Em entrevista após o depoimento de Murillo, Marcos Rogério acabou se contradizendo ao ser lembrado que o Brasil havia fechado – e continua fechando – contratos de aquisição de vacinas antes de sua aprovação pela Anvisa, pois respondeu que nos outros casos foi possível negociar porque os termos do contrato eram melhores. Ou seja, na verdade o impedimento não tinha relação alguma com a ausência de aval da autoridade sanitária.
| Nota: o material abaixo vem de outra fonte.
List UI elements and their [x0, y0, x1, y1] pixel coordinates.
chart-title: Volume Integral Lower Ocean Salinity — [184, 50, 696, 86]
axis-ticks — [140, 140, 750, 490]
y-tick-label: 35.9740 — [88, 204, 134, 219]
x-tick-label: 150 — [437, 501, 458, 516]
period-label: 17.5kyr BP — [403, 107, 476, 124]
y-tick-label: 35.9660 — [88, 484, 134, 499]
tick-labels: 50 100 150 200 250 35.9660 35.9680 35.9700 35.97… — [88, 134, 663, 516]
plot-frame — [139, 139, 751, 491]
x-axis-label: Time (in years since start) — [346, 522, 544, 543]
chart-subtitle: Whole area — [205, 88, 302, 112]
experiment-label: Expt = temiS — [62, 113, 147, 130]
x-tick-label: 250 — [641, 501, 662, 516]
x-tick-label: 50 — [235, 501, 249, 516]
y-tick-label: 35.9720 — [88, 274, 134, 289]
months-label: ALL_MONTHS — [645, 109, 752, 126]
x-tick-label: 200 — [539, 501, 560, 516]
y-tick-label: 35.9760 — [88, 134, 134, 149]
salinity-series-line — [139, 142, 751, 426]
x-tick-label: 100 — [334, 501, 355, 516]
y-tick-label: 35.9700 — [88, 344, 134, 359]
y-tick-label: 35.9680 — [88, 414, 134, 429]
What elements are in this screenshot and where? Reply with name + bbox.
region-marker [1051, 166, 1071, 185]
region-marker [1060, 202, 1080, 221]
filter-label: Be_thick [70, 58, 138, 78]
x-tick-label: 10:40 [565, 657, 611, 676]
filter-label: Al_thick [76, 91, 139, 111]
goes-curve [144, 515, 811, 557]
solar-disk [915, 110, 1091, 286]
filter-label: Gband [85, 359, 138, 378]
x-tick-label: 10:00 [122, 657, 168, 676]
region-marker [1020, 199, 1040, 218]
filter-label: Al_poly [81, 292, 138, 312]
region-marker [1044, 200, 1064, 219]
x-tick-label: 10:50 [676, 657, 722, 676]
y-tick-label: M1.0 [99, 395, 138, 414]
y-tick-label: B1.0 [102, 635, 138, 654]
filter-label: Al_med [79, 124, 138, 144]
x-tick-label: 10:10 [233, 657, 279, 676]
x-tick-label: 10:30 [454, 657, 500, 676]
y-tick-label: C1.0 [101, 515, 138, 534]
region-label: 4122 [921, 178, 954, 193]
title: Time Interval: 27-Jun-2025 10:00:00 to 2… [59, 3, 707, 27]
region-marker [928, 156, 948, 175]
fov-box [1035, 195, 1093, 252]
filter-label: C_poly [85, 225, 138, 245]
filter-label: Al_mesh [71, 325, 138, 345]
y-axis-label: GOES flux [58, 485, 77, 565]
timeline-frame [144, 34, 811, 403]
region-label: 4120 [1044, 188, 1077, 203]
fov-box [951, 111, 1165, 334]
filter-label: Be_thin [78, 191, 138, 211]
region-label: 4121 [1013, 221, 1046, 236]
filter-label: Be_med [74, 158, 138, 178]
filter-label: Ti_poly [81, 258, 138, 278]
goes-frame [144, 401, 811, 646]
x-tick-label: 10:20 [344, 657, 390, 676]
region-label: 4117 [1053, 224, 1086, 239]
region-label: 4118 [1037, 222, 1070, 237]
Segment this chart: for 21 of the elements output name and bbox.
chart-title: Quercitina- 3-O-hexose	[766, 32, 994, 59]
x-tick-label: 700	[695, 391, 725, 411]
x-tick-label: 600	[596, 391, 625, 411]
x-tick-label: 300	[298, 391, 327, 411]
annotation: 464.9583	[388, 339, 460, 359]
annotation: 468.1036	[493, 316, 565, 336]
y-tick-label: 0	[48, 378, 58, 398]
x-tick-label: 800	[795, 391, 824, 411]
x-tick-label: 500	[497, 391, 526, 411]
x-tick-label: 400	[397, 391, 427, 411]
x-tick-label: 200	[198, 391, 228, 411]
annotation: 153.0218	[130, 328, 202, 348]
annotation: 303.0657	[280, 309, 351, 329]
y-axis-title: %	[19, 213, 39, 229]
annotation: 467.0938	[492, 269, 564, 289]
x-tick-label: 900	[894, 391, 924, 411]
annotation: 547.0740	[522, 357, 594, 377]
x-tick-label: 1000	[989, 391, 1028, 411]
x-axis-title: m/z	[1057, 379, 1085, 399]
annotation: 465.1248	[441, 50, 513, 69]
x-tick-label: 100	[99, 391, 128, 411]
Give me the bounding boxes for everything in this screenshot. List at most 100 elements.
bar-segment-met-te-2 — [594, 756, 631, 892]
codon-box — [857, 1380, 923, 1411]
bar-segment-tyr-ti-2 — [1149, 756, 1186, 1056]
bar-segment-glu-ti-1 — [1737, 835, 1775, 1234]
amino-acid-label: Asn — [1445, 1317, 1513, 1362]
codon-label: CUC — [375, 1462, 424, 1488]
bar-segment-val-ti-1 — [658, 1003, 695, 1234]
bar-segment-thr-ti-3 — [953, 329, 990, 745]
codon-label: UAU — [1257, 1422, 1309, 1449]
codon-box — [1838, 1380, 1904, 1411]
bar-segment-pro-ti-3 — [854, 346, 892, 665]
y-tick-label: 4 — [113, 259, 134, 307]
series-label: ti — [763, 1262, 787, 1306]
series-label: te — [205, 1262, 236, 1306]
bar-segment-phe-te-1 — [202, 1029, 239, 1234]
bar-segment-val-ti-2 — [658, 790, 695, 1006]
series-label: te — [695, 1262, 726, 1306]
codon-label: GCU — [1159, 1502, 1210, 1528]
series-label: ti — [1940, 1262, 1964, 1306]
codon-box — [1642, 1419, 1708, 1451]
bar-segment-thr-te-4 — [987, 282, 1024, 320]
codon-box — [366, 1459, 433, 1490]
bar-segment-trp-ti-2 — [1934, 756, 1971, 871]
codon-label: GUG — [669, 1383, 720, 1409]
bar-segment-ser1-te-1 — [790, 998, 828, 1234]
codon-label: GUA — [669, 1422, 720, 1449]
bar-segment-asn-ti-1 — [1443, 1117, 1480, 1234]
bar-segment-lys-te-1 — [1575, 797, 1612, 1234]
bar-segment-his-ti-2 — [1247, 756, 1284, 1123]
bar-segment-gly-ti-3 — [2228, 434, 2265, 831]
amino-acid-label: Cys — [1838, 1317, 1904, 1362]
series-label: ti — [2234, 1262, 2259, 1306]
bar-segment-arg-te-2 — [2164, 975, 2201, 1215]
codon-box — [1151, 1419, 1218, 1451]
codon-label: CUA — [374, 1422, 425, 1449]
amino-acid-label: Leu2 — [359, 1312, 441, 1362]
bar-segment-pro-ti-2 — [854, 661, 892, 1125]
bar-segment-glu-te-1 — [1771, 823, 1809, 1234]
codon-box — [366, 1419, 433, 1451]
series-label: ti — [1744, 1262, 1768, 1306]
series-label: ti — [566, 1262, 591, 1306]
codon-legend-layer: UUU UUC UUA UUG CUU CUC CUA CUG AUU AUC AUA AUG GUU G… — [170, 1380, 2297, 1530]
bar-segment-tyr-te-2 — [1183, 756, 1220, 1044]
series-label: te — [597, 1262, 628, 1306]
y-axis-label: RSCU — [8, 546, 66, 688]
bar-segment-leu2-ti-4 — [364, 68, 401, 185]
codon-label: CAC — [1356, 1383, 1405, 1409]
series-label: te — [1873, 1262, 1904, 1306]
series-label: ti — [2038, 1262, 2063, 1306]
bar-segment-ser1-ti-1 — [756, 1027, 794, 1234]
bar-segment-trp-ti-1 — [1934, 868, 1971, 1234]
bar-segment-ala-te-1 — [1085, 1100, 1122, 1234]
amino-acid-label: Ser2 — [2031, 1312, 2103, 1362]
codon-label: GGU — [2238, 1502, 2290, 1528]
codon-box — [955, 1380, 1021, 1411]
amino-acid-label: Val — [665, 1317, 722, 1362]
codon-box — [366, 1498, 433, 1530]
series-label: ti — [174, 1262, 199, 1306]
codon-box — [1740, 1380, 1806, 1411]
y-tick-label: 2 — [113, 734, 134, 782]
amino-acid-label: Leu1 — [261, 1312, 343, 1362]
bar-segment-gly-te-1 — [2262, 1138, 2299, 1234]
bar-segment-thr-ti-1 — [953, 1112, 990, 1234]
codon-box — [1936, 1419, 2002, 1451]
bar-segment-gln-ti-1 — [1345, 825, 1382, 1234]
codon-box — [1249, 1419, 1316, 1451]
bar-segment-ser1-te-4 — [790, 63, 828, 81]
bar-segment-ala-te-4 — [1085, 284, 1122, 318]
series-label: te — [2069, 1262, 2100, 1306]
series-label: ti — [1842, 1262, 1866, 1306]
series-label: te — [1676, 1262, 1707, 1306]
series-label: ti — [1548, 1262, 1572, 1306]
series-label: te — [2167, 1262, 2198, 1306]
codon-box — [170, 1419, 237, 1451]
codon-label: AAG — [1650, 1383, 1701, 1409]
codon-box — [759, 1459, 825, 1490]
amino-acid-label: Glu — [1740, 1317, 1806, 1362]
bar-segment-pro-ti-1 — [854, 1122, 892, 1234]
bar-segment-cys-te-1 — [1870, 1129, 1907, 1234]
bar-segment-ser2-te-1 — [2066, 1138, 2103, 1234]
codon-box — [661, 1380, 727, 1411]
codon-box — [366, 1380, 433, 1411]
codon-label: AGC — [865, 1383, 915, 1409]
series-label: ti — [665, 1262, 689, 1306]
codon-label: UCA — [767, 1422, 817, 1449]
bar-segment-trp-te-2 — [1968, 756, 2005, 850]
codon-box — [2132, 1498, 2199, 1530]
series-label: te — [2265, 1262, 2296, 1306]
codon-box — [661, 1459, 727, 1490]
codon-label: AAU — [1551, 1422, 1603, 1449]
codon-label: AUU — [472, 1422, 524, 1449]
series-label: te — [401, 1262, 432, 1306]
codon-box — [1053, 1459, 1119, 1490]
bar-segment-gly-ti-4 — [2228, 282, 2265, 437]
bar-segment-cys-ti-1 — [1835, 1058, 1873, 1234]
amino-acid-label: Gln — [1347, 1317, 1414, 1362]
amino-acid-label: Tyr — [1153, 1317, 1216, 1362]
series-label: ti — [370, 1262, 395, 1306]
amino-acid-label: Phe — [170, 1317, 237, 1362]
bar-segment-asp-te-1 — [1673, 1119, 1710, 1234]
Murillo, no entanto, lembrou que as exigências feitas pela Pfizer são praticamente idênticas no mundo todo; elas foram aceitas, por exemplo, por Estados Unidos e União Europeia, e mesmo o Brasil acabou aceitando-as também quando fechou seu primeiro contrato com a Pfizer, em março. Além disso, elas não diferem tanto daquelas impostas por outros laboratórios – a cláusula de não responsabilização, aliás, foi aceita pela própria Fiocruz em seu contrato com a AstraZeneca ainda em setembro de 2020.

Portanto, não é exagero algum falar em omissão do governo federal no caso da Pfizer. O país poderia ter fechado negócio ainda em 2020, o que consequentemente teria acelerado também os trâmites na Anvisa, e já poderia ter aplicado ao menos alguns milhões de vacinas a mais. Vidas perdidas para o coronavírus poderiam ter sido salvas – quantas especificamente, é impossível estimar. Mas certamente estaríamos mais adiantados na busca pelo retorno à normalidade sanitária, econômica e social, um processo que outros países já estão vivendo – inclusive com a ajuda da vacina que o governo brasileiro por tanto tempo recusou.